Patrick Wolf : London E2 Arts Café

Computer-friendly folk wierdness from the 'new Bowie'

From the moment Patrick Wolf sweeps onto the stage, kneading an accordion and singing one of his lysergic fairy tales, it’s clear we’re in for an unusual treat. At just 20, this charismatic, lanky Londoner has cultivated an enviable reputation as the complete performer, a precociously talented musician whose endearing little-boy-lost demeanour belies his obvious self-confidence.

Rocking a natural look that’s part Calvin Klein hunk, part Pre-Raphaelite street urchin, Wolf seduces this loyal gathering of exotically bedraggled misfits with a captivating set of laptop-enhanced acoustic folk songs. Like, say, Ziggy Stardust-period Bowie, Wolf succeeds in sucking us into his personal Narnia because he’s an utterly convincing artist whom we want to believe has experienced all the surreal japes he sings about on ‘Bloodbeat’ and ‘A Boy Like Me’.

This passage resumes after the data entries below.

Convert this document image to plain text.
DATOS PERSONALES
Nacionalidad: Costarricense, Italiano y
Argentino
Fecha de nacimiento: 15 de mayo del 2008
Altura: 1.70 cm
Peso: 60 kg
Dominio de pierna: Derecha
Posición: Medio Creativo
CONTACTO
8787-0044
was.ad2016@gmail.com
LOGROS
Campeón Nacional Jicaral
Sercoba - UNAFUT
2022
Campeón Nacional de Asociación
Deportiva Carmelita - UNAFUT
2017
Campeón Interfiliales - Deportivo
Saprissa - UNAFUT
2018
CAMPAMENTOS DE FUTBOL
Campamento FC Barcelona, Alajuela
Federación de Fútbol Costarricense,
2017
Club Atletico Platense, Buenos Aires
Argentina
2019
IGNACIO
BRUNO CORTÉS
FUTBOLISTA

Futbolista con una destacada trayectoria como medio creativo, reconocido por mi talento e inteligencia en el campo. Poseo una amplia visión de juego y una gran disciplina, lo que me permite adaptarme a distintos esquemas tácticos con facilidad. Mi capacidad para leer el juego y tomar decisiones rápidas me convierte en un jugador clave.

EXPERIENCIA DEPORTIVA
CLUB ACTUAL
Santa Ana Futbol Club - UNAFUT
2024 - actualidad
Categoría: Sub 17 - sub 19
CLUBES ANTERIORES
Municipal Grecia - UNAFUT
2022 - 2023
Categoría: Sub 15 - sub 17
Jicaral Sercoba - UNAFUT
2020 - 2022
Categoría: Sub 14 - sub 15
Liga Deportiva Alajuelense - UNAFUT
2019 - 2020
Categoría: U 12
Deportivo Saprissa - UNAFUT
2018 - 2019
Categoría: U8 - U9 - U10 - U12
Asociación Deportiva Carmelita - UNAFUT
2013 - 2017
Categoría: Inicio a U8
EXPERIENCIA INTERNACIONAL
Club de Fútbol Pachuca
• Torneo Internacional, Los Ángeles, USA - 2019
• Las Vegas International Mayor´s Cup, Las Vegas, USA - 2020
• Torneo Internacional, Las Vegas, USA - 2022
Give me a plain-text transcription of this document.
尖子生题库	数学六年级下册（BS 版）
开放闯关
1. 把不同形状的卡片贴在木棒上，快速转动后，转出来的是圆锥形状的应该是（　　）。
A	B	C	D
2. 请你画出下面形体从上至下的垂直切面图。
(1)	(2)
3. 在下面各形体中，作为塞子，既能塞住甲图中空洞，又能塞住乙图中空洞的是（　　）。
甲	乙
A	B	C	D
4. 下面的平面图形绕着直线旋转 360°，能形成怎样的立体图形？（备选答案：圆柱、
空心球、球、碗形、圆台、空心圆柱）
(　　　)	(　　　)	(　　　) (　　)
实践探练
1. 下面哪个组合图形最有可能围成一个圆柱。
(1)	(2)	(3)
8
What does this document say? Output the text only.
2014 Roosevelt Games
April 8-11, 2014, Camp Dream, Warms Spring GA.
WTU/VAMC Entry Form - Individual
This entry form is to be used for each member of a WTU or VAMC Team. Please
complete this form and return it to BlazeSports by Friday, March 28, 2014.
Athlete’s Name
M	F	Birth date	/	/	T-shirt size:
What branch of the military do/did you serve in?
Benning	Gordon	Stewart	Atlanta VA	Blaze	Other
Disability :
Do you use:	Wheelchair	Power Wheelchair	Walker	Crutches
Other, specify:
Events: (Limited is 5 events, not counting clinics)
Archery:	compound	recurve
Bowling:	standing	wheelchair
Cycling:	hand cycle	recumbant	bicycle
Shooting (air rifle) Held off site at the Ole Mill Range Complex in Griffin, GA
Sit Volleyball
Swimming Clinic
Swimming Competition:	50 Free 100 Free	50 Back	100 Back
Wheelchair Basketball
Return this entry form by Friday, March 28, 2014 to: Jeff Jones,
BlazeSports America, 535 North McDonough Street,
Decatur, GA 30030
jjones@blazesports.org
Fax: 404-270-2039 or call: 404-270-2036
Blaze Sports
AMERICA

As accomplished and addictive as his debut album ‘Lycanthropy’ unquestionably is, nothing beats witnessing Wolf perform his versatile magic live, when blizzards of electronic noise smother once-delicate songs like ‘To The Lighthouse’ and Wolf does his spazzy dance, tumbling to the floor, grinning. You would, to look at him, consider him hopelessly unemployable in any other field. But that’s fine: in his chosen profession, he’s already a star.